Un programme québécois en quête de rentabilité
Malgré ce succès commercial retentissant, Airbus Canada demeure confrontée à des défis de production persistants dans son usine de Mirabel. L'installation peine à franchir le cap de sept appareils mensuels en moyenne, soit la moitié du seuil requis pour atteindre l'équilibre financier. Guillaume Chevasson, directeur général d'Airbus Canada, concède que le programme demeure « à quelques encablures » de la profitabilité, avec un objectif de production fixé à 13 avions par mois d'ici début 2028.
Ces difficultés d'accélération de la cadence s'expliquent par une série de goulots d'étranglement touchant l'ensemble de la chaîne d'approvisionnement, des moteurs aux voilures. John Gradek, professeur de gestion aéronautique à l'Université McGill, souligne l'incertitude qui demeure : « Les débats restent ouverts quant à la capacité du produit canadien tant vanté par [le Premier ministre] Carney d'être manufacturé à un rythme économiquement viable pour les constructeurs ».
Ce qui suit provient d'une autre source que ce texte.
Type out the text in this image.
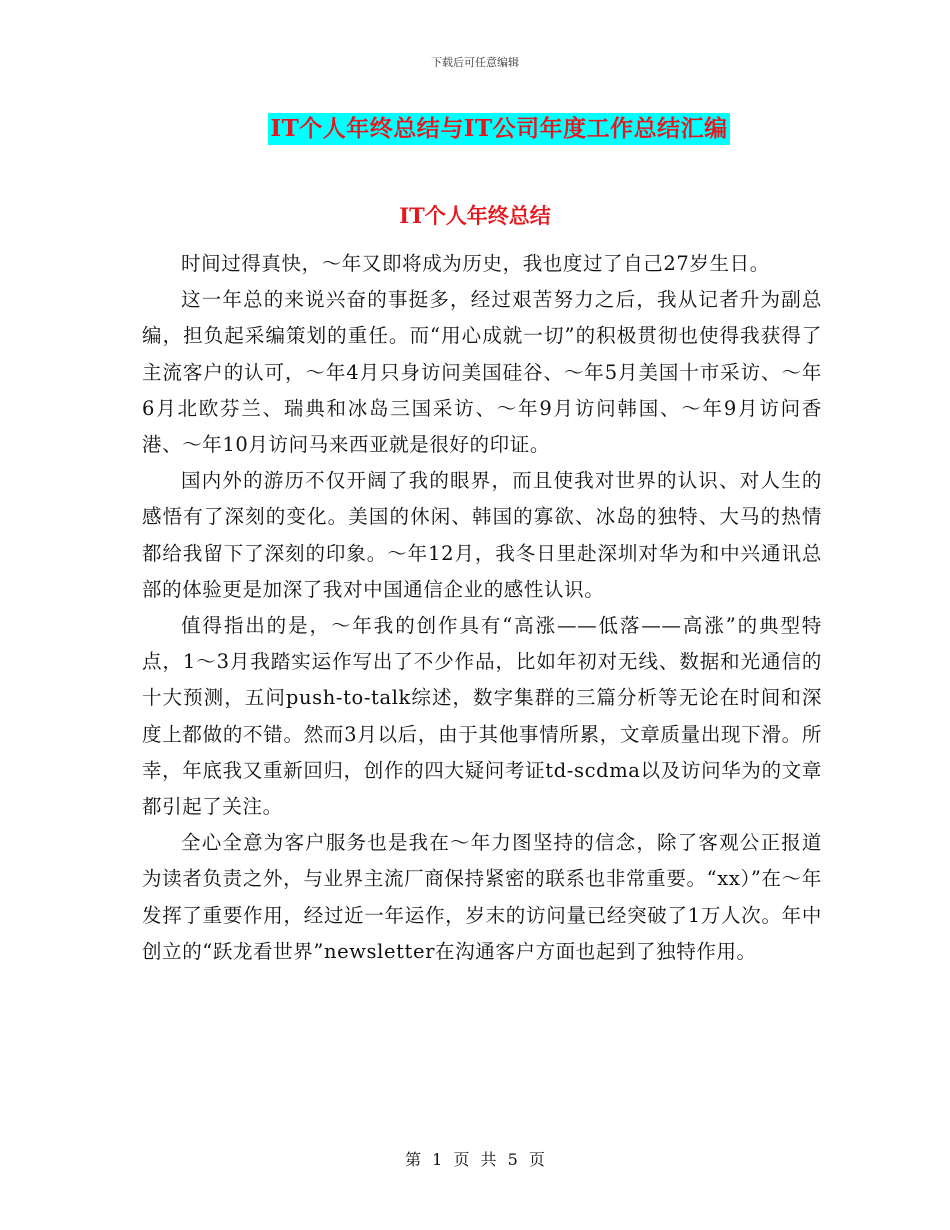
下载后可任意编辑
IT个人年终总结与IT公司年度工作总结汇编
IT个人年终总结

时间过得真快，～年又即将成为历史，我也度过了自己27岁生日。

这一年总的来说兴奋的事挺多，经过艰苦努力之后，我从记者升为副总编，担负起采编策划的重任。而“用心成就一切”的积极贯彻也使得我获得了主流客户的认可，～年4月只身访问美国硅谷、～年5月美国十市采访、～年6月北欧芬兰、瑞典和冰岛三国采访、～年9月访问韩国、～年9月访问香港、～年10月访问马来西亚就是很好的印证。

国内外的游历不仅开阔了我的眼界，而且使我对世界的认识、对人生的感悟有了深刻的变化。美国的休闲、韩国的寡欲、冰岛的独特、大马的热情都给我留下了深刻的印象。～年12月，我冬日里赴深圳对华为和中兴通讯总部的体验更是加深了我对中国通信企业的感性认识。

值得指出的是，～年我的创作具有“高涨——低落——高涨”的典型特点，1～3月我踏实运作写出了不少作品，比如年初对无线、数据和光通信的十大预测，五问push-to-talk综述，数字集群的三篇分析等无论在时间和深度上都做的不错。然而3月以后，由于其他事情所累，文章质量出现下滑。所幸，年底我又重新回归，创作的四大疑问考证td-scdma以及访问华为的文章都引起了关注。

全心全意为客户服务也是我在～年力图坚持的信念，除了客观公正报道为读者负责之外，与业界主流厂商保持紧密的联系也非常重要。“xx）”在～年发挥了重要作用，经过近一年运作，岁末的访问量已经突破了1万人次。年中创立的“跃龙看世界”newsletter在沟通客户方面也起到了独特作用。

第 1 页 共 5 页
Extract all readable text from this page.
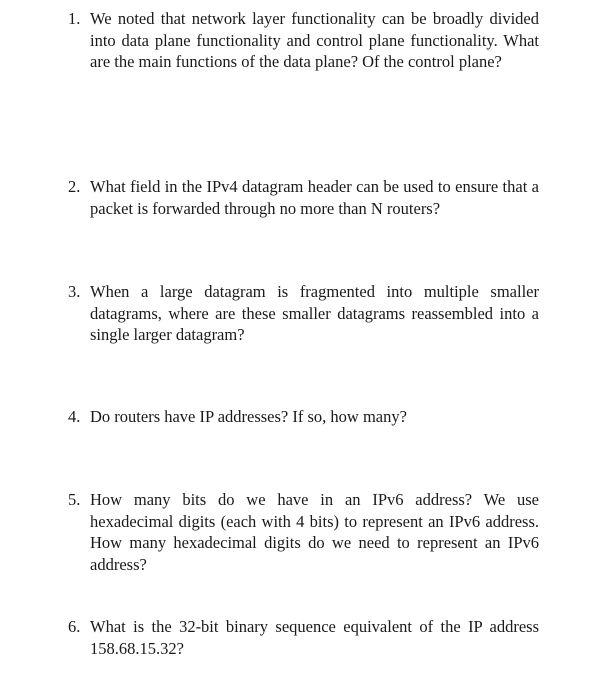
1. We noted that network layer functionality can be broadly divided into data plane functionality and control plane functionality. What are the main functions of the data plane? Of the control plane?
2. What field in the IPv4 datagram header can be used to ensure that a packet is forwarded through no more than N routers?
3. When a large datagram is fragmented into multiple smaller datagrams, where are these smaller datagrams reassembled into a single larger datagram?
4. Do routers have IP addresses? If so, how many?
5. How many bits do we have in an IPv6 address? We use hexadecimal digits (each with 4 bits) to represent an IPv6 address. How many hexadecimal digits do we need to represent an IPv6 address?
6. What is the 32-bit binary sequence equivalent of the IP address 158.68.15.32?
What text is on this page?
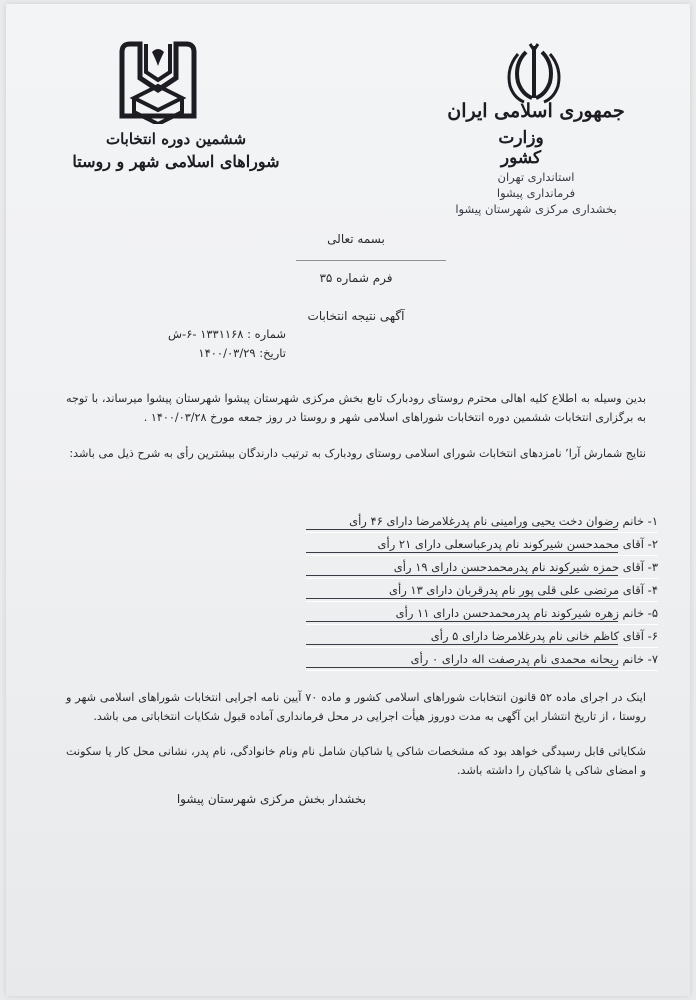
ششمین دوره انتخابات
شوراهای اسلامی شهر و روستا
جمهوری اسلامی ایران
وزارت کشور
استانداری تهران
فرمانداری پیشوا
بخشداری مرکزی شهرستان پیشوا
بسمه تعالی
فرم شماره ۳۵
آگهی نتیجه انتخابات
شماره : ۱۳۳۱۱۶۸ -۶-ش
تاریخ: ۱۴۰۰/۰۳/۲۹
بدین وسیله به اطلاع کلیه اهالی محترم روستای رودبارک تابع بخش مرکزی شهرستان پیشوا شهرستان پیشوا میرساند، با توجه به برگزاری انتخابات ششمین دوره انتخابات شوراهای اسلامی شهر و روستا در روز جمعه مورخ ۱۴۰۰/۰۳/۲۸ .
نتایج شمارش آرا٬ نامزدهای انتخابات شورای اسلامی روستای رودبارک به ترتیب دارندگان بیشترین رأی به شرح ذیل می باشد:
۱- خانم رضوان دخت یحیی ورامینی نام پدرغلامرضا دارای ۴۶ رأی
۲- آقای محمدحسن شیرکوند نام پدرعباسعلی دارای ۲۱ رأی
۳- آقای حمزه شیرکوند نام پدرمحمدحسن دارای ۱۹ رأی
۴- آقای مرتضی علی قلی پور نام پدرقربان دارای ۱۳ رأی
۵- خانم زهره شیرکوند نام پدرمحمدحسن دارای ۱۱ رأی
۶- آقای کاظم خانی نام پدرغلامرضا دارای ۵ رأی
۷- خانم ریحانه محمدی نام پدرصفت اله دارای ۰ رأی
اینک در اجرای ماده ۵۲ قانون انتخابات شوراهای اسلامی کشور و ماده ۷۰ آیین نامه اجرایی انتخابات شوراهای اسلامی شهر و روستا ، از تاریخ انتشار این آگهی به مدت دوروز هیأت اجرایی در محل فرمانداری آماده قبول شکایات انتخاباتی می باشد.
شکایاتی قابل رسیدگی خواهد بود که مشخصات شاکی یا شاکیان شامل نام ونام خانوادگی، نام پدر، نشانی محل کار یا سکونت و امضای شاکی یا شاکیان را داشته باشد.
بخشدار بخش مرکزی شهرستان پیشوا
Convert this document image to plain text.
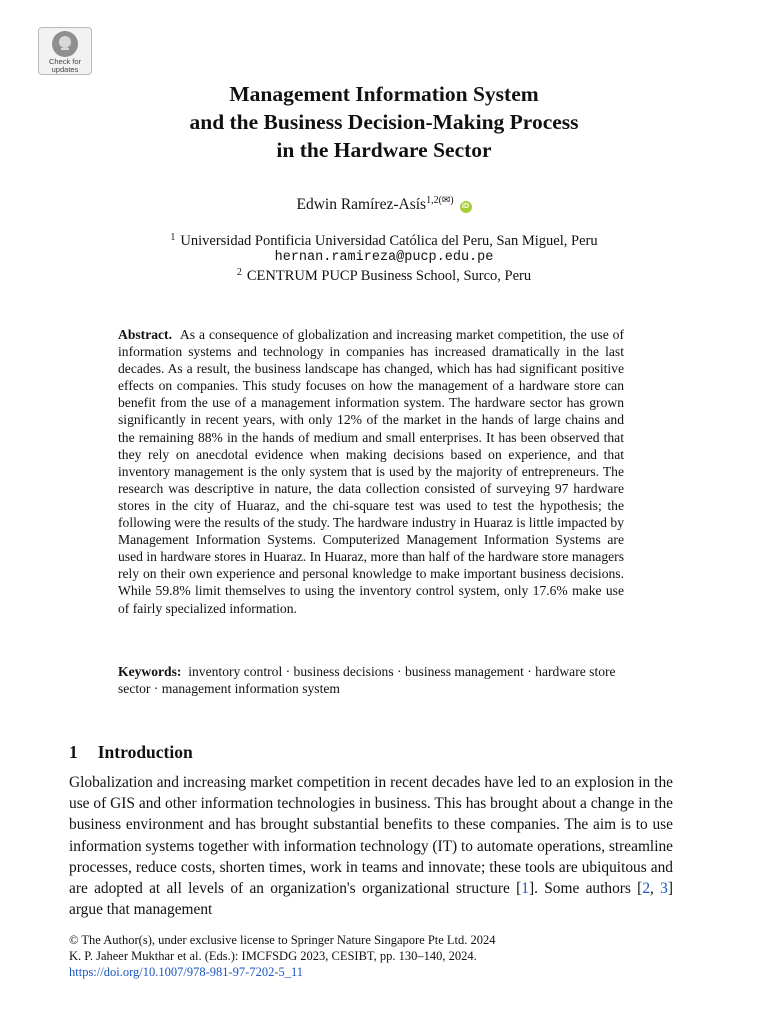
Check for
updates
Management Information System
and the Business Decision-Making Process
in the Hardware Sector
Edwin Ramírez-Asís$^{1,2(✉)}$ iD
$^1$ Universidad Pontificia Universidad Católica del Peru, San Miguel, Peru
hernan.ramireza@pucp.edu.pe
$^2$ CENTRUM PUCP Business School, Surco, Peru

Abstract. As a consequence of globalization and increasing market competition, the use of information systems and technology in companies has increased dramatically in the last decades. As a result, the business landscape has changed, which has had significant positive effects on companies. This study focuses on how the management of a hardware store can benefit from the use of a management information system. The hardware sector has grown significantly in recent years, with only 12% of the market in the hands of large chains and the remaining 88% in the hands of medium and small enterprises. It has been observed that they rely on anecdotal evidence when making decisions based on experience, and that inventory management is the only system that is used by the majority of entrepreneurs. The research was descriptive in nature, the data collection consisted of surveying 97 hardware stores in the city of Huaraz, and the chi-square test was used to test the hypothesis; the following were the results of the study. The hardware industry in Huaraz is little impacted by Management Information Systems. Computerized Management Information Systems are used in hardware stores in Huaraz. In Huaraz, more than half of the hardware store managers rely on their own experience and personal knowledge to make important business decisions. While 59.8% limit themselves to using the inventory control system, only 17.6% make use of fairly specialized information.

Keywords: inventory control · business decisions · business management · hardware store sector · management information system

1 Introduction

Globalization and increasing market competition in recent decades have led to an explosion in the use of GIS and other information technologies in business. This has brought about a change in the business environment and has brought substantial benefits to these companies. The aim is to use information systems together with information technology (IT) to automate operations, streamline processes, reduce costs, shorten times, work in teams and innovate; these tools are ubiquitous and are adopted at all levels of an organization's organizational structure [1]. Some authors [2, 3] argue that management

© The Author(s), under exclusive license to Springer Nature Singapore Pte Ltd. 2024
K. P. Jaheer Mukthar et al. (Eds.): IMCFSDG 2023, CESIBT, pp. 130–140, 2024.
https://doi.org/10.1007/978-981-97-7202-5_11
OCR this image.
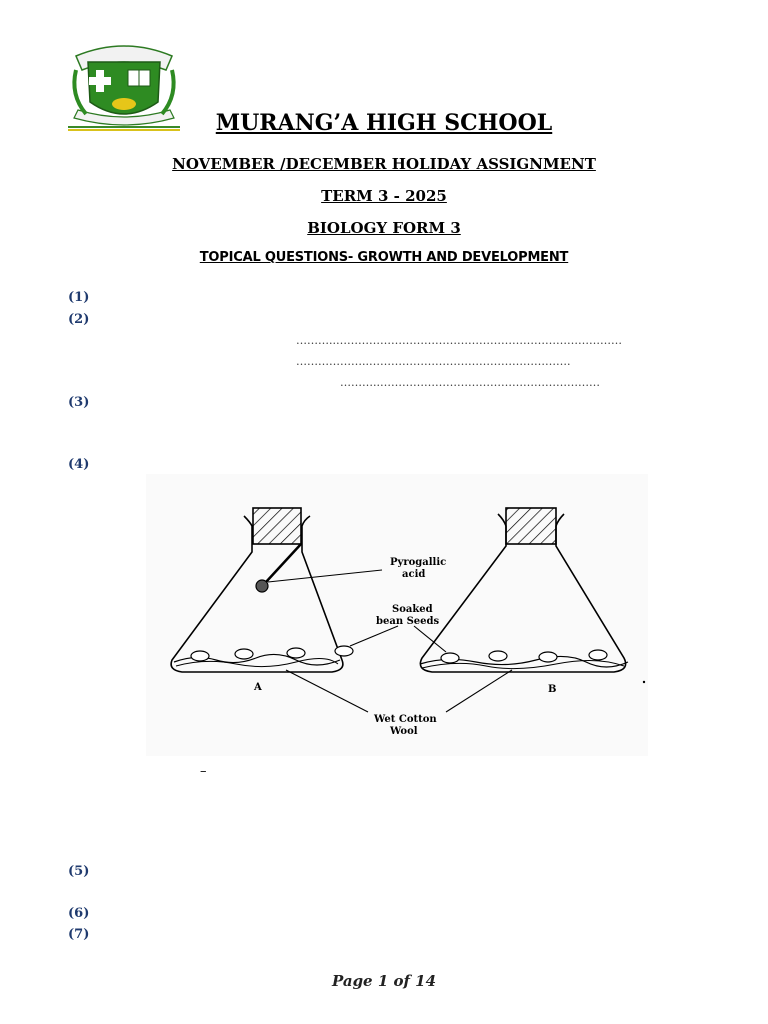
MURANG’A HIGH SCHOOL
NOVEMBER /DECEMBER HOLIDAY ASSIGNMENT
TERM 3 - 2025
BIOLOGY FORM 3
TOPICAL QUESTIONS- GROWTH AND DEVELOPMENT
(1)
(2)
………..……………………………………………………………………
………………..……………………………………………….
………..……………………………………………………
(3)
(4)
Pyrogallic
acid
Soaked
bean Seeds
Wet Cotton
Wool
A	B
–
(5)
(6)
(7)
Page 1 of 14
Les chiffres témoignent néanmoins d'une montée en puissance progressive : 5.000 salariés œuvrent actuellement sur le site de Mirabel, fruit de 2 500 embauches réalisées au cours des quatre dernières années. Au 30 mars dernier, 501 A220 avaient été livrés à environ 25 clients à travers le monde, chaque appareil affichant une réduction de 25% des émissions de CO₂ par siège comparativement aux générations précédentes. Cette dynamique positive, analysée récemment dans nos colonnes concernant les résultats financiers d'Airbus, illustre les défis de l'industrie aéronautique contemporaine.
AirAsia devient le client de lancement d'une nouvelle configuration
Au-delà du volume de cette commande record, AirAsia endosse le rôle de client de lancement mondial d'une nouvelle configuration haute densité de l'A220-300, portant la capacité à 160 sièges. Cette adaptation répond aux exigences spécifiques des compagnies low-cost asiatiques, permettant d'optimiser la rentabilité sur les liaisons régionales tout en préservant le confort passager caractéristique de l'appareil.
La stratégie d'AirAsia consiste à déployer ces nouveaux A220 principalement sur les liaisons intra-ASEAN et Asie-Pacifique, libérant ainsi ses A320, A321 et A330 pour des destinations transcontinentales vers l'Europe, l'Australie et l'Amérique du Nord. Cette approche illustre parfaitement la polyvalence opérationnelle de l'A220, capable de desservir économiquement des marchés secondaires et émergents traditionnellement délaissés par les gros-porteurs.
L'accord inclut également une option pour 150 appareils supplémentaires de la famille A220, portant potentiellement le total à 300 avions. Parallèlement, AirAsia a paraphé des accords d'achat de moteurs et de maintenance à long terme avec la division Pratt & Whitney de RTX Corporation, fournisseur exclusif des moteurs PW1521G-3 de l'A220.